На пьедестале из красного агата лежал сфинкс, высеченный, по–видимому, из черного базальта. Эмалированный полосатый клафт, синий с золотом, покрывал его голову. Чело украшал миниатюрный цветок лотоса, так артистически сделанный, что он казался живым.
– Великий Боже! Что за чудное произведение искусства! – с энтузиазмом вскричал Ричард.
Но вдруг он вздрогнул и, подняв древнюю вещь, прибавил:
– Посмотри, Альмерис! Этот сфинкс до такой степени похож на тебя, что просто глазам не веришь. Только черты лица сфинкса более зрелы и строги. Это просто чудо! Каким образом это сокровище попало в твои руки?
– Я его нашла. Случилось это вот как, – ответила Альмерис. – Около двух лет тому назад сюда приехал один англичанин и остановился у нас. Ежедневно он с двумя лакеями отправлялся в развалины, где англичанин якобы копировал иероглифические надписи, а в действительности производил раскопки древних гробниц и прятал найденные там вещи.
В этих поисках ему помогали два феллаха, конечно, за хорошие деньги и под условием сохранения тайны. Так как я всегда бродила по развалинам, то скоро открыла место их тайной раскопки. Но так как это меня занимало, то я и молчала. Когда они узнали, что мне все известно, они сначала очень испугались и рассердились, но, убедившись в моей скромности, успокоились и не мешали мне сопровождать их.
Однажды они нашли в старом некрополе гробницу, которая должна была принадлежать какому–нибудь богатому семейству, так как состояла из двух комнат, из которых одна была замурована. Вход тоже был заделан.

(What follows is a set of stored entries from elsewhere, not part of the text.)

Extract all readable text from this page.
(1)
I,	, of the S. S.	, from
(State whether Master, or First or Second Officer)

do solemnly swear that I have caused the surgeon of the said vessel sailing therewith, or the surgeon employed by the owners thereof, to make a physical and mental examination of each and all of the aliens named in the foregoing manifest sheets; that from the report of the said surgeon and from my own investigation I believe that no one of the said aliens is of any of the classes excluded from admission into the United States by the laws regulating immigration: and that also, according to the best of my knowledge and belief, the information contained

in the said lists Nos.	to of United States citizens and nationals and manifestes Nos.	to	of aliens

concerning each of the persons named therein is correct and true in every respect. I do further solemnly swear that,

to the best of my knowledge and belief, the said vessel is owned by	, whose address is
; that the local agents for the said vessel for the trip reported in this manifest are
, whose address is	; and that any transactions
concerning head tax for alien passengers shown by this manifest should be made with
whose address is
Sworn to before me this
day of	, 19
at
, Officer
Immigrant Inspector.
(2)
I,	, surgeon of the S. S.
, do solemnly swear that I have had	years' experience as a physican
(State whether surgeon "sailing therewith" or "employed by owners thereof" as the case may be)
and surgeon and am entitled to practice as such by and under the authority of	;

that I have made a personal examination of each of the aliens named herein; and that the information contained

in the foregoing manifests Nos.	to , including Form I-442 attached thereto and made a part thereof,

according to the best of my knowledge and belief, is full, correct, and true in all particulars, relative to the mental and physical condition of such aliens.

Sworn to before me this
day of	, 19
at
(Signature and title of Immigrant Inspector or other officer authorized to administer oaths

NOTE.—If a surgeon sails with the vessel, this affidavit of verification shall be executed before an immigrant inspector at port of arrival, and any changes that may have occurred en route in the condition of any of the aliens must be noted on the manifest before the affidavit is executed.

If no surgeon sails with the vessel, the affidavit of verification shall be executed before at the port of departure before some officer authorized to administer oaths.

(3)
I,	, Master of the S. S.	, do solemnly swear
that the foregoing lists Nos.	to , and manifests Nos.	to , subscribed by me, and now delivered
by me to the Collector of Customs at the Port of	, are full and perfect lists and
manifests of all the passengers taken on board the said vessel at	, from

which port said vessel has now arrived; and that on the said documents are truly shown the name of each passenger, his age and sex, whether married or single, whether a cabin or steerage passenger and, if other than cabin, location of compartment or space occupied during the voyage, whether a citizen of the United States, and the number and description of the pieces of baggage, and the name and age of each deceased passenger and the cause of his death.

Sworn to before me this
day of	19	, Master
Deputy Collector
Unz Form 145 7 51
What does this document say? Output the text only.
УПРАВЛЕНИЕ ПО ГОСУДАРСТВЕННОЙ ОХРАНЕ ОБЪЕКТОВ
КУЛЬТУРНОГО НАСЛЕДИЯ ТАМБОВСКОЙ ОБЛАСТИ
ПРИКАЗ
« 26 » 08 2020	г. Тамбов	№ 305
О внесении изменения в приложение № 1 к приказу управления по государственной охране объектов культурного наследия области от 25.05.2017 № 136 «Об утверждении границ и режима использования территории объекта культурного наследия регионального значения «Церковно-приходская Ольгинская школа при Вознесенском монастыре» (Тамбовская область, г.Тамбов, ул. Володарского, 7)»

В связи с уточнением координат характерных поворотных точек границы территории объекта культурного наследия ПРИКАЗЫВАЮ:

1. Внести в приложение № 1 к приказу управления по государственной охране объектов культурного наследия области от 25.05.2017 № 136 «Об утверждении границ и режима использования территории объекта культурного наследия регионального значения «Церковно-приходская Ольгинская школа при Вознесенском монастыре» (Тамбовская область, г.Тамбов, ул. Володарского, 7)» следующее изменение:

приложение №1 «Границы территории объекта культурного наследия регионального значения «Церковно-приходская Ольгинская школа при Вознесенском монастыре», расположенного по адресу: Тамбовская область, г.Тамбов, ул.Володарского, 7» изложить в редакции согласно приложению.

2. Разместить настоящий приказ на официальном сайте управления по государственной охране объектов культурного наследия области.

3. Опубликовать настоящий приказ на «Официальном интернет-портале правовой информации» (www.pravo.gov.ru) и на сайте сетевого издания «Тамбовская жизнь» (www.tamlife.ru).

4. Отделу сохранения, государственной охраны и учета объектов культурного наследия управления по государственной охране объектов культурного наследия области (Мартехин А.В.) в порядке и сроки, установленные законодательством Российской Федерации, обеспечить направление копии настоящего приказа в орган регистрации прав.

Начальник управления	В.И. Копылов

Англичанин был в восторге. Он вообразил, что напал на какой–нибудь тайник, полный сокровищ. Когда же гробницу вскрыли, в ней ничего не нашли, кроме скамейки и деревянного, изъеденного червями стола. В глубине лежал скелет. Англичанин был страшно взбешен и объяснил, что без сомнения, здесь жил и умер какой–нибудь бродяга, а его товарищи замуровали труп.
Мне же этот скелет, брошенный в угол, внушал невыразимую радость. Через несколько дней я снова вернулась в эту гробницу. И вот, на этот раз, в том самом углу, где лежали кости, я заметила фосфорический свет. Как я тогда не испугалась – это до сих пор и для меня самой тайна, так как теперь при одном только воспоминании об этом меня пробирает дрожь. Тогда же я чувствовала только страшное любопытство и такую решимость, что без малейшего колебания подошла ближе и убедилась, что свет пробивается сквозь щели между камнями. Один большой камень подался под давлением моей руки и, повернувшись на невидимых шарнирах, открыл глубокий тайник. Там, окруженный фосфорическим туманом, стоял этот ящик.
Тайно, чтобы никто не видел, я не без труда перенесла этот ящик сюда и нашла в нем сфинкса.